Think back to your own childhood. What do you remember about the holidays? If I think back, really hard, what I remember most are the family things: my brother running down the hall shouting “It’s Christmas!! Santa came!!”, my parents making us wait until coffee had been poured, my dad making pancakes and bacon, watching White Christmas and singing along, lighting Hannukah candles and making leqvar cookies. But not the presents. And honestly, I can’t remember any gifts I got as a kid. Not that they weren’t cool, or awesome, or super fun to play with for a few weeks, but it didn’t last.
So, my tiny tirade about thankfulness has turned into a tiny tirade about commercialism…what of it?

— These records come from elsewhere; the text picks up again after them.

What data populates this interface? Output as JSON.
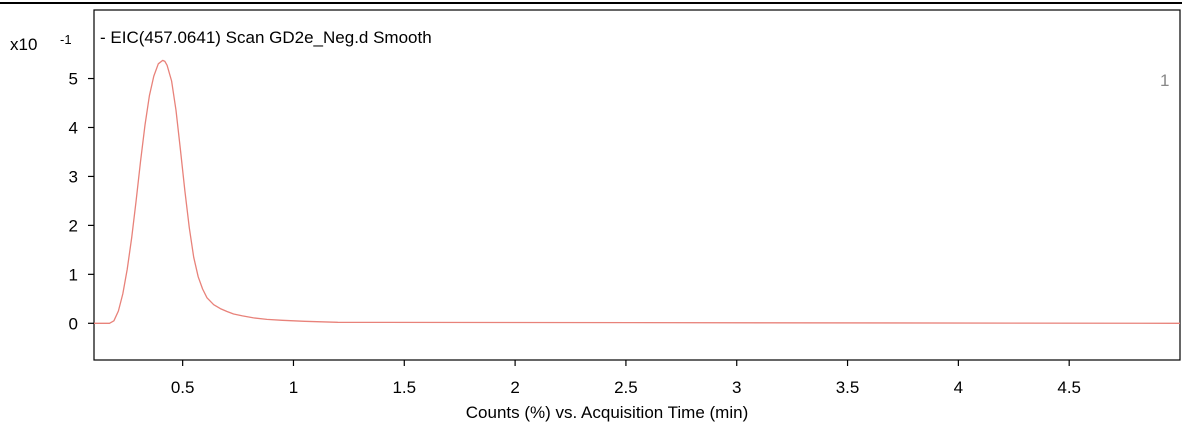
{
  "chart_data": {
    "type": "line",
    "title": "- EIC(457.0641) Scan GD2e_Neg.d  Smooth",
    "y_scale_prefix": "x10",
    "y_scale_exponent": "-1",
    "xlabel": "Counts (%) vs. Acquisition Time (min)",
    "ylabel": "",
    "xlim": [
      0.1,
      5.0
    ],
    "ylim": [
      -0.75,
      6.4
    ],
    "x_ticks": [
      0.5,
      1,
      1.5,
      2,
      2.5,
      3,
      3.5,
      4,
      4.5
    ],
    "x_tick_labels": [
      "0.5",
      "1",
      "1.5",
      "2",
      "2.5",
      "3",
      "3.5",
      "4",
      "4.5"
    ],
    "y_ticks": [
      0,
      1,
      2,
      3,
      4,
      5
    ],
    "y_tick_labels": [
      "0",
      "1",
      "2",
      "3",
      "4",
      "5"
    ],
    "grid": false,
    "peak_label": "1",
    "line_color": "#e8827a",
    "series": [
      {
        "x": [
          0.1,
          0.17,
          0.19,
          0.21,
          0.23,
          0.25,
          0.27,
          0.29,
          0.31,
          0.33,
          0.35,
          0.37,
          0.39,
          0.41,
          0.42,
          0.43,
          0.45,
          0.47,
          0.49,
          0.51,
          0.53,
          0.55,
          0.57,
          0.59,
          0.61,
          0.64,
          0.67,
          0.7,
          0.73,
          0.77,
          0.82,
          0.88,
          0.95,
          1.05,
          1.2,
          5.0
        ],
        "values": [
          0,
          0,
          0.05,
          0.25,
          0.6,
          1.1,
          1.75,
          2.5,
          3.3,
          4.05,
          4.65,
          5.05,
          5.3,
          5.37,
          5.35,
          5.27,
          4.95,
          4.35,
          3.55,
          2.7,
          1.95,
          1.35,
          0.95,
          0.7,
          0.52,
          0.38,
          0.3,
          0.24,
          0.19,
          0.15,
          0.11,
          0.08,
          0.06,
          0.04,
          0.02,
          0.0
        ]
      }
    ]
  }
}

My goal for this season is to continue with our attempts to limit the junk that comes in, and to try to make the season about experiences instead of stuff. I’m thankful (see, full circle) that Michael and I are in agreement about keeping the holidays simple and about the real stuff: family, friends, togetherness, warmth, food and love. To teach my girls about giving, not just receiving (funny thing is that I can usually remember what I’ve given or made for people, but not what I’ve gotten). To donate to families in need, to choose presents for children in need. One day, when the kids are older, we’ll volunteer, giving not just things but our time.
And today, I encourage you to be grateful for the small things, as well as the big ones. To attempt a holiday season with minimal commercialism and maximum celebration. How are you going to express your gratitude this year?